Çoban, sanık avukatlarının, "Olay sırasında cesedi sürükleyenlerin mi yüzü kapalıydı?" sorusuna ise "Olay sırasında insanların çoğunluğunun yüzü kapalıydı" dedi.
Sanık avukatlarının, "Önce gözaltına alındığınız, sonra serbest bırakıldığınız doğru mu? Ahmet Atlı isimli bir komiserle ve emniyet müdürü ile görüştünüz. Basında çıkan haberin doğru olmadığına yönelik emniyete gittiniz, doğru mu?" şeklindeki suale Çoban, "Evet, 'Sana mahkemede söylerlerse polisin düzenlediği bir tertip dersin' diyip kestirip attılar. Su koyverdiler. Eve gönderdiler, bir saat geçti, aradan babamı aradılar, tutuklandım" diyerek cevap verdi.
Gördüğü grubun yaklaşık 200 kişiden oluştuğunu ve siyasi bir olay değil de mahalle kavgası olduğunu düşündüğünü, teşhis ettikleri arasında taş atan kimse bulunmadığını söyleyen Çoban, "Kimse benim yüzümden boşu boşuna cezaevinde yatmasın. Sonra ailemle yüz göz oluyorlar" ifadesini kullandı.
Bunun üzerine Yeşil'in, "Ailenle ilgili bir baskı geldi mi sana? 'Yüz göz oluyorlar' diyorsun" sorusuna "Hayır" karşılığını verdi.
DİĞER SANIKLARIN İFADESİ
Sanıklar Mecnun Akkoyun ile Sedat Çoban'ın ifadesinin ardından diğer sanıklar tekrar salona alındı.
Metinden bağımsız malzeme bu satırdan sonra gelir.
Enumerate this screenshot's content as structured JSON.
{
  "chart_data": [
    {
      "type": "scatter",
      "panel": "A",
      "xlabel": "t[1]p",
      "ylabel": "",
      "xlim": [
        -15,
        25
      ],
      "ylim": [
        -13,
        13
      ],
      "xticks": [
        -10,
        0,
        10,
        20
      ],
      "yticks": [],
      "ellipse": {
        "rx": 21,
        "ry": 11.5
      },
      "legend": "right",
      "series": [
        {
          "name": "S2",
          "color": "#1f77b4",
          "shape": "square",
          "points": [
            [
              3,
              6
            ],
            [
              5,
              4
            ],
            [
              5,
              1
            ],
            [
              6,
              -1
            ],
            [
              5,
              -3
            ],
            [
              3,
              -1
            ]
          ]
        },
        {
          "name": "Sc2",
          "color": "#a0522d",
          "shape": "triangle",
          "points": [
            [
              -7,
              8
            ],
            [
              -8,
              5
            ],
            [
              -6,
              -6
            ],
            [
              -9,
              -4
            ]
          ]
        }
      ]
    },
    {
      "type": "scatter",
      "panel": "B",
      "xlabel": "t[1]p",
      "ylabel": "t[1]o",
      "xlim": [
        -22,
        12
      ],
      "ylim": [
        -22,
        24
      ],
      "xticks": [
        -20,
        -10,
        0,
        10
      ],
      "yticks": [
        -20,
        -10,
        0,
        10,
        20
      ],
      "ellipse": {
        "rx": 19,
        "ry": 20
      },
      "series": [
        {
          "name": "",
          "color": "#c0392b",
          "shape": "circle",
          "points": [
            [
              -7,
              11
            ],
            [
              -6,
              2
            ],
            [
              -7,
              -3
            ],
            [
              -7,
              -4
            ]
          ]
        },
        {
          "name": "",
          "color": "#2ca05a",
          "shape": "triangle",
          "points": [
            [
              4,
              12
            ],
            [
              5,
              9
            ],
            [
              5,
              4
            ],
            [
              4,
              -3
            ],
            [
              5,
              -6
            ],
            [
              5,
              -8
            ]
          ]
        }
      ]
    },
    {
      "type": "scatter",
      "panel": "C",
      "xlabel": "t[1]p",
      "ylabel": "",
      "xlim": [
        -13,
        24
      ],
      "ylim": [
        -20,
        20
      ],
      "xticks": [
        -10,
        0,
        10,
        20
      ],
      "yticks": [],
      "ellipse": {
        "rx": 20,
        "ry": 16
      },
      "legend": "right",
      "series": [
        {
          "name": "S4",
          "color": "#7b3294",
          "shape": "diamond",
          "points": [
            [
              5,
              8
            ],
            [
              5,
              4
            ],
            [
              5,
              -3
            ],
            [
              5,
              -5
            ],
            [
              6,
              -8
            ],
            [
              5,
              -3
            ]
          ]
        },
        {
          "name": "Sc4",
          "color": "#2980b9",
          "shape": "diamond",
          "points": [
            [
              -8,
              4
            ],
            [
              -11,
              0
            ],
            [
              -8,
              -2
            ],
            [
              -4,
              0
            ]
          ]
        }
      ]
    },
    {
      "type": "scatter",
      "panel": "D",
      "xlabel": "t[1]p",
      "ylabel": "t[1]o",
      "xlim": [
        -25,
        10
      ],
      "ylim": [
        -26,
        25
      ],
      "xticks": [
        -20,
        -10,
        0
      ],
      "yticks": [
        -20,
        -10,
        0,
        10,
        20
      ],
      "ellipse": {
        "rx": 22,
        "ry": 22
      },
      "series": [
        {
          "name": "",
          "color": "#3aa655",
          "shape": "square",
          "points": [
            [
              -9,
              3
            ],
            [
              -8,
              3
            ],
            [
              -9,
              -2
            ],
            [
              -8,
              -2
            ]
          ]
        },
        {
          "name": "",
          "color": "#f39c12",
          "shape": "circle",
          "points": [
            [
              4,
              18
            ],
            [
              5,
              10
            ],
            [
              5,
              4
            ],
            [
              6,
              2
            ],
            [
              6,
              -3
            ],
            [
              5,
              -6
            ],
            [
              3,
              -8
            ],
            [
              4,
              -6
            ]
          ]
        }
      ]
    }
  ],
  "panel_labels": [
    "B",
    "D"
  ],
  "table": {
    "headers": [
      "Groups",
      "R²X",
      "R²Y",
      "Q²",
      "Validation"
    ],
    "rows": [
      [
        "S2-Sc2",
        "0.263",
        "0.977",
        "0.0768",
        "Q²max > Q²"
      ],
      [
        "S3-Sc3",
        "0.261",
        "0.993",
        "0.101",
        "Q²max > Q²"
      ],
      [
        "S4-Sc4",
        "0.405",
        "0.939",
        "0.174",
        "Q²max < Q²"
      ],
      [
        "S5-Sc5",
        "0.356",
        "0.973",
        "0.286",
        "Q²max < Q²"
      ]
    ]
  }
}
Mahkeme Başkanı, iki sanığın ifadesini diğer sanıklara özetledi.
Sanıklardan Adulvahap Turan, "Dicle Üniversitesinde 2. sınıf öğrencisiyim. 4 genç ölmüş, katledilmiş. Görüntüleri televizyondan izledim. Bunun bir canilik olduğuna katılıyorum. Hiçbir insan bu şekilde ölmeyi hak etmiyor. Ailesine başsağlığı diliyorum" dedi.
Ailesiyle yaptığı telefon görüşmesinde eve polislerin geldiğini, kendisini ifadeye çağırdıklarını ve bunun üzerine de Çarşı Karakoluna gittiğini söylediğini belirten Turan, şöyle devam etti:
"Fotoğrafımı çektiler, savcılığa gittim. Savcı Bey, '4 cinayetten aranıyorsun. Yasin Börü olayında senin de adın geçmiş' dedi. 'Olayda yokum' dedim. Böyle bir olay olacağı hiç aklıma gelmemişti. 'Polislerin yaptığı bir şeydir' dedim. Mecnun Akkoyun, beni rüyasında tanımaz. Polis ya gerçek faalleri bulamıyor ya da işin içinden çıkamıyor."
Yeşil'in, "Terör örgütü PKK veya KCK ile irtibatın var mı?" sorusu üzerine Turan, "Bu insanları hayatımda görmedim. Bir selam verdiğim ispatlansın, her şeye razıyım. Hiçbir eyleme katılmadım. Bir örgüte ve ideolojik akıma sempatim yoktur" görüşünü paylaştı.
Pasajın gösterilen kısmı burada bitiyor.